Massive sunfish found in Mediterranean Sea brought momentarily onboard fishing vessel for scientific inspection


Marine biologist Enrique Ostale could not believe his eyes when he saw the enormous sunfish tangled in the nets of a tuna-fishing boat off the Mediterranean coast of Ceuta earlier this month.

The mammoth sunfish, a species classed as vulnerable and not eaten in Europe, was 3.2 metres long and 2.9 metres wide, Mr Ostale said in an interview on Thursday.

He had been called in to assess the find, a record for the area which, due to tides and sunfish migratory patterns, has no shortage of such encounters.

“We tried to put it on the 1,000kg scale but it was too heavy. It would’ve broken it,” he said.

Mr Ostale heads Seville University’s marine biology laboratory in the Spanish enclave of Ceuta, on the north coast of Africa.

“Based off its corpulence — and compared with other catches — it must’ve weighed around 2 tonnes.

Sunfish returns to dark depths

A group of marine scientists work in chest-deep water to free a large grey sunfish from a fishing net.
After being freed from the net the massive fish swam away into the ocean dark.(Supplied: University of Seville)

The fish was first isolated in an underwater chamber attached to the boat before being lifted aboard using a crane, where it stayed for a few minutes while Mr Ostale and his fellow biologists took measurements, photographs and DNA samples.
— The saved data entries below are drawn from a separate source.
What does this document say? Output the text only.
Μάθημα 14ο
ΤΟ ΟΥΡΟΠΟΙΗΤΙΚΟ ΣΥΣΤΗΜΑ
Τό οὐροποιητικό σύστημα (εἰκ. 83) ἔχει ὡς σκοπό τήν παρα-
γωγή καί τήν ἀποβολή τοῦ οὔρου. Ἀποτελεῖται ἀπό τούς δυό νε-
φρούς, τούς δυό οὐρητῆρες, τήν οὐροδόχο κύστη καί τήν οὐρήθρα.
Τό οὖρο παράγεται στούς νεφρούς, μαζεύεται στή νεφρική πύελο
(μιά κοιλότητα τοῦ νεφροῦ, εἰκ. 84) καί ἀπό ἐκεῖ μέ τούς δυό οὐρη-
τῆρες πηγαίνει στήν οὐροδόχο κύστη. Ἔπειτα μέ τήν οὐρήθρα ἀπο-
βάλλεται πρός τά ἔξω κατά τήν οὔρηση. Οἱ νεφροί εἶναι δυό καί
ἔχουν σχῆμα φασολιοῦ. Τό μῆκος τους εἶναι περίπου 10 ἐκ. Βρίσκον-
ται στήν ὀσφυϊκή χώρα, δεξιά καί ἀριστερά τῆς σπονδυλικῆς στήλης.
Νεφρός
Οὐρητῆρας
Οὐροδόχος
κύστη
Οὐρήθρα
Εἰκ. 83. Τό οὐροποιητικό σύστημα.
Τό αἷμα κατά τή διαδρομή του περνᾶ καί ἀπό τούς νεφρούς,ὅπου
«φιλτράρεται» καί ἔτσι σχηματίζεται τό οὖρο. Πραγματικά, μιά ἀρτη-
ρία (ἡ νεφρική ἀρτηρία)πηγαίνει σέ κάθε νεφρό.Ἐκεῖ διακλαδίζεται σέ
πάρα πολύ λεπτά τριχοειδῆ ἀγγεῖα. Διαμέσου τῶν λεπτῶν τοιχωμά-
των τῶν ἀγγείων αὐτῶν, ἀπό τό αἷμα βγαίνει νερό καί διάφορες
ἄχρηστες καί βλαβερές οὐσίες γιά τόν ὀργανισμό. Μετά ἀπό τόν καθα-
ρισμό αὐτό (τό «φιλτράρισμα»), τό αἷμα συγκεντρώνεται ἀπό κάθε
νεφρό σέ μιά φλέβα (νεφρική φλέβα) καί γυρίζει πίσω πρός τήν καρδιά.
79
With dark grey skin, rounded grooves in its flanks and a large, prehistoric-looking head, this particular specimen was likely a Mola alexandrini, a sub-species of the mola sunfish genus, which sports a distinctively stubby, scalloped back fin.

“I was stunned. We’d read about such individuals … but never thought we’d actually touch one one day,” Mr Ostale said.

“But it was also stressful. You’re on a boat in the middle of the water, there’s a crane moving [a] huge weight, a live animal. We couldn’t waste a moment and had to avoid accidents.”

The fish was removed from the net and returned to the water smoothly, to the relief of the fishermen and scientists aboard, who watched as the creature vanished swiftly into the 700-metre depths of its home.

“When we arrived, the feeling was of astonishment. On one hand, we couldn’t believe our luck, because we have read books and articles about the dimensions that a sunfish could have, but we didn’t know we would be able to watch it and touch it ourselves,” Mr Ostale said.